Monday, December 6, 2010


Never ask for what ought to be given to you. That's Ree Dolly's philosophy.

But how can poor Ree survive without charity when her meth-cooking father has skipped out on bail, saddling her with the responsibility of caring for her ill mother and infant siblings? Oh, and he put up their house and properties up as bail bond. Oh, and did I forget to mention that Ree is 17 years old?

Not much hope for them, her neighbours, relatives and townspeople thought. She ought to sell everything off cheap while it is still theirs and leave, they said.

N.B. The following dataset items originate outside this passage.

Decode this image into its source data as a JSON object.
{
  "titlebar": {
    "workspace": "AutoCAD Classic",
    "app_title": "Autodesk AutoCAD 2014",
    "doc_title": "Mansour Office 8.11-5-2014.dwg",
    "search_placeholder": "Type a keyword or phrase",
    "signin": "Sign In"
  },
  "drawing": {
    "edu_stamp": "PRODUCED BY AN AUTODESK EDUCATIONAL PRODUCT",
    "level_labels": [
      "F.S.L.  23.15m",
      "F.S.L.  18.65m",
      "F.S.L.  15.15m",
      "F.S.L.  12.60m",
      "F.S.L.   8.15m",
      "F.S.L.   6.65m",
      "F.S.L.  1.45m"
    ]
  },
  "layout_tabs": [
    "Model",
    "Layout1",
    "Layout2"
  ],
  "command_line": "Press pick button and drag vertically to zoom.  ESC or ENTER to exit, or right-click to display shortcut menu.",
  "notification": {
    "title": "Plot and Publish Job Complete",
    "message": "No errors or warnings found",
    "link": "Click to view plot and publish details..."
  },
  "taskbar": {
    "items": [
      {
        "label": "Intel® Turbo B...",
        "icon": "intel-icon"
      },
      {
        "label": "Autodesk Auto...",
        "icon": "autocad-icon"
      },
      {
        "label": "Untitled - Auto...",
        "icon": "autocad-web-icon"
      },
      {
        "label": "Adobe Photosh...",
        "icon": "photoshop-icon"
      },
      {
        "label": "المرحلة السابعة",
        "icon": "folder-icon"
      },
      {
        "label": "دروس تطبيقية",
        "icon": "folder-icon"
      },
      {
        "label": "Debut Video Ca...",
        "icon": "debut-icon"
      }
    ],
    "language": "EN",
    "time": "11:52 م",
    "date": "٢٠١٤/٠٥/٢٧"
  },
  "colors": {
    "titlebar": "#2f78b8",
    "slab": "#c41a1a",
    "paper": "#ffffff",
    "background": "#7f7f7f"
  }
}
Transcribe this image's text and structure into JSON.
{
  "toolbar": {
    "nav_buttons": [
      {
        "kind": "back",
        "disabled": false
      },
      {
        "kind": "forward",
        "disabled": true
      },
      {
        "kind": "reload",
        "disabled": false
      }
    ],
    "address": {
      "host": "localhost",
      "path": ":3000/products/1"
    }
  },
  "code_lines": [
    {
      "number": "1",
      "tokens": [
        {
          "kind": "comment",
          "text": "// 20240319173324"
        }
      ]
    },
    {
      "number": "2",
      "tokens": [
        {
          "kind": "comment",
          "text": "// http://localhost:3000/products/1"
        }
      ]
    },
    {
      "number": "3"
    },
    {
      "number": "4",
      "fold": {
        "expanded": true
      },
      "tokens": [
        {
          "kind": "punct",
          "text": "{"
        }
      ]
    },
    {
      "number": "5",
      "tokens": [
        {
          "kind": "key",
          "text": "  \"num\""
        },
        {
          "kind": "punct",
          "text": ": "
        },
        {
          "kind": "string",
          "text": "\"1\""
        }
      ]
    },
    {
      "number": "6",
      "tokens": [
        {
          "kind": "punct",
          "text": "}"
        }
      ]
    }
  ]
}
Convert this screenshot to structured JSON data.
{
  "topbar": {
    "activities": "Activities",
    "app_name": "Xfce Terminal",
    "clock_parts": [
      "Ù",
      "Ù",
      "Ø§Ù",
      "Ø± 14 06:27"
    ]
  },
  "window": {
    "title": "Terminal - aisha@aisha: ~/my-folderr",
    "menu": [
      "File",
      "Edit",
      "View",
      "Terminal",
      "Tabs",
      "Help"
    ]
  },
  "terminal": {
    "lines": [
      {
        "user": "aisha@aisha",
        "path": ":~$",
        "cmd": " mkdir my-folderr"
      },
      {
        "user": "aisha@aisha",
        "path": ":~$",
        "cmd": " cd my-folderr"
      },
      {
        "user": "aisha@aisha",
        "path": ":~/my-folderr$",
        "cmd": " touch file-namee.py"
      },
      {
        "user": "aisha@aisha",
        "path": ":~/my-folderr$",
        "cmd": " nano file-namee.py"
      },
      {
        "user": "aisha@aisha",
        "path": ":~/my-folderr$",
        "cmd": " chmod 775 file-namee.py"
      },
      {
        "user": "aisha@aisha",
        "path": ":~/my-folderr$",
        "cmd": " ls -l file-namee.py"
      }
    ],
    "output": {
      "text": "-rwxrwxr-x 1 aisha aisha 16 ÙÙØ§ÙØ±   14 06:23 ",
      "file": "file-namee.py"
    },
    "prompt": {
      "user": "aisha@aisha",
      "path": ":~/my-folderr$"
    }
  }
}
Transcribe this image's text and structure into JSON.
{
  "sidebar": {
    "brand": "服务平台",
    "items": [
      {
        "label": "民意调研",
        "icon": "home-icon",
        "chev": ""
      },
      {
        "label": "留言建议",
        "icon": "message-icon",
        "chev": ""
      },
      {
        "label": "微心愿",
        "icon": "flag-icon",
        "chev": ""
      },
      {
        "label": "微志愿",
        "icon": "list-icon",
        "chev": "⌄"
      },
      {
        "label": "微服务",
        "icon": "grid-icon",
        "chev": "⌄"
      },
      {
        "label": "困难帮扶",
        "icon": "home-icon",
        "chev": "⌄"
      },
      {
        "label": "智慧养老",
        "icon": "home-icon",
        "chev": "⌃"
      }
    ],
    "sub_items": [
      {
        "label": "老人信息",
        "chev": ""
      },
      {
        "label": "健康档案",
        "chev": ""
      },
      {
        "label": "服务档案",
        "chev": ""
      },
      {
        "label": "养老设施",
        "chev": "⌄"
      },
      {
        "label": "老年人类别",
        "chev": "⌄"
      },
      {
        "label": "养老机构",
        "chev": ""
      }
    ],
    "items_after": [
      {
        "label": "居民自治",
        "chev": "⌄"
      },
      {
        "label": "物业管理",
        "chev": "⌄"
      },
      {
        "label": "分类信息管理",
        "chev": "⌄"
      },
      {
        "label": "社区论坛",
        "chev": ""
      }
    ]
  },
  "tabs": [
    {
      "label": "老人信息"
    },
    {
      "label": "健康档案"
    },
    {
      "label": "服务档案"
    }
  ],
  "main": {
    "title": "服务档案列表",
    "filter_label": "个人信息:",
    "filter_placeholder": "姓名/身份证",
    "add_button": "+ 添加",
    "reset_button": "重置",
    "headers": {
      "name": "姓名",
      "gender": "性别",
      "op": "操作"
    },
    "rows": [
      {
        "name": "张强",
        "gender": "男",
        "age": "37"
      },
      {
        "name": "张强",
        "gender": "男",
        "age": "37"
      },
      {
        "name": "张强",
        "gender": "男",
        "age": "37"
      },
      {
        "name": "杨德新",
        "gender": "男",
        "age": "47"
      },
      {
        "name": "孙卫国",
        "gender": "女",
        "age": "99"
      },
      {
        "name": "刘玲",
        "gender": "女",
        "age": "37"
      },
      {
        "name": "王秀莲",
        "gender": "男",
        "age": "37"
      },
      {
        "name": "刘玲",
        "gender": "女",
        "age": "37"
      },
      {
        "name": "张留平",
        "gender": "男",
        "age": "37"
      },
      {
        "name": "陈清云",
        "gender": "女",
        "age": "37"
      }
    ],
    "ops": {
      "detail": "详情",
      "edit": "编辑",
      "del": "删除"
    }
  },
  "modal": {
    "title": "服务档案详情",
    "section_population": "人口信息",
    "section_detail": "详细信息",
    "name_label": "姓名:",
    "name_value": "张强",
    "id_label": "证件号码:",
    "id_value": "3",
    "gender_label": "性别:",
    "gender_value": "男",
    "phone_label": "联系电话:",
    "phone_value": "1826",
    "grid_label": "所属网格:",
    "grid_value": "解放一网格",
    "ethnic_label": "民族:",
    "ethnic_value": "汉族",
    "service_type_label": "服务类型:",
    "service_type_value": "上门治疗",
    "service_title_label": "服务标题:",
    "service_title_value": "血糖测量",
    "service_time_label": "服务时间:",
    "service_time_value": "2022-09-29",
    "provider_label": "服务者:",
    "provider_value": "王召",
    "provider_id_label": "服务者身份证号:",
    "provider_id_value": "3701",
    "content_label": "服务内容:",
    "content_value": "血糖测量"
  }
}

And stop being a constant reminder of how grim life can be.

Set in the Ozarks, Winter’s Bone is a magnificent film about a young girl trying her best to keep her family together and is now faced with the seemingly impossible task of tracking down her absconding father so that he appears before the court for his hearing. If he doesn't appear in court, they stand to lose their home and every last possession. To track him down, she makes contact with the criminal network in her town. None of them care if the Dollys live or die. None of them want to help her out: I mean, snitching on a man trying to get away from the law? They'd rather let the Dollys be turned out of their home.

Those who do want to help her are powerless to do so. All they can offer her is spare change, a drink and a joint for the road.

Yet, every last one of them know exactly what happened to her father. Everybody tried to warn her (some using more persuasive methods) from asking any more questions about him. But how can she not? She has four mouths to feed and no support forthcoming. He not only endangered them with his trade, but abandoned them and then thoughtlessly put up their roof as bail bond. But he was her father, so she gave him her unconditional love. Besides, he probably did love them in his own way, she figured.

Jennifer Lawrence is superbly convincing as the stoical Ree, a teenager forced to be an adult. Her resilience never fades whether she is teaching her young siblings how to use a gun, how to skin squirrels, or when she is bodily threatened by the most hardened criminal elements in town. She towers like a bastion of strength and fortitude over all the other characters in the film. The only fleeting glimpse we catch of her innermost feelings is when she watches a group of high school students consumed in their mundane, adolescent activities. Or when she sits in front of her father's closet, caressing his boots. Only then does the chink in her armour reveal all her lost hopes and expectations she had as a girl. And then we remember that she is still, just a young girl.

I am reminded me of Sam Gamgee's wistful description of Lady Galadriel, "Sometimes like a great tree in flower, sometimes like a white daffadowndilly, small and slender like. Hard as di'monds, soft as moonlight. Warm as sunlight, cold as frost in the stars. Proud and far-off as a snow-mountain... "

That's Ree Dolly.

Her only equal in complexity is Teardrop Dolly, her father’s brother. He's a terrifying, face-tattoo-ed cocaine addict, who half-strangles her while warning her to be on her way and quit looking for her father. But beneath the cocaine addict, Teardrop is a regular badass, who is also wrestling with feelings of love, loyalty and loathing for his brother, and pity and respect for the family that his brother left in his wake.

Despite being set in the glorious backdrop of the Ozark Mountains, you can feel the Dollys’ world closing in; you can feel the chill of winter and their anguish (okay, this could be because it's December and I wasn't wearing my wool socks). Never has a movie made me despair so much for humanity, and at the same time feel comfort that perhaps all hope is not lost for us yet. You'll understand when you watch the movie.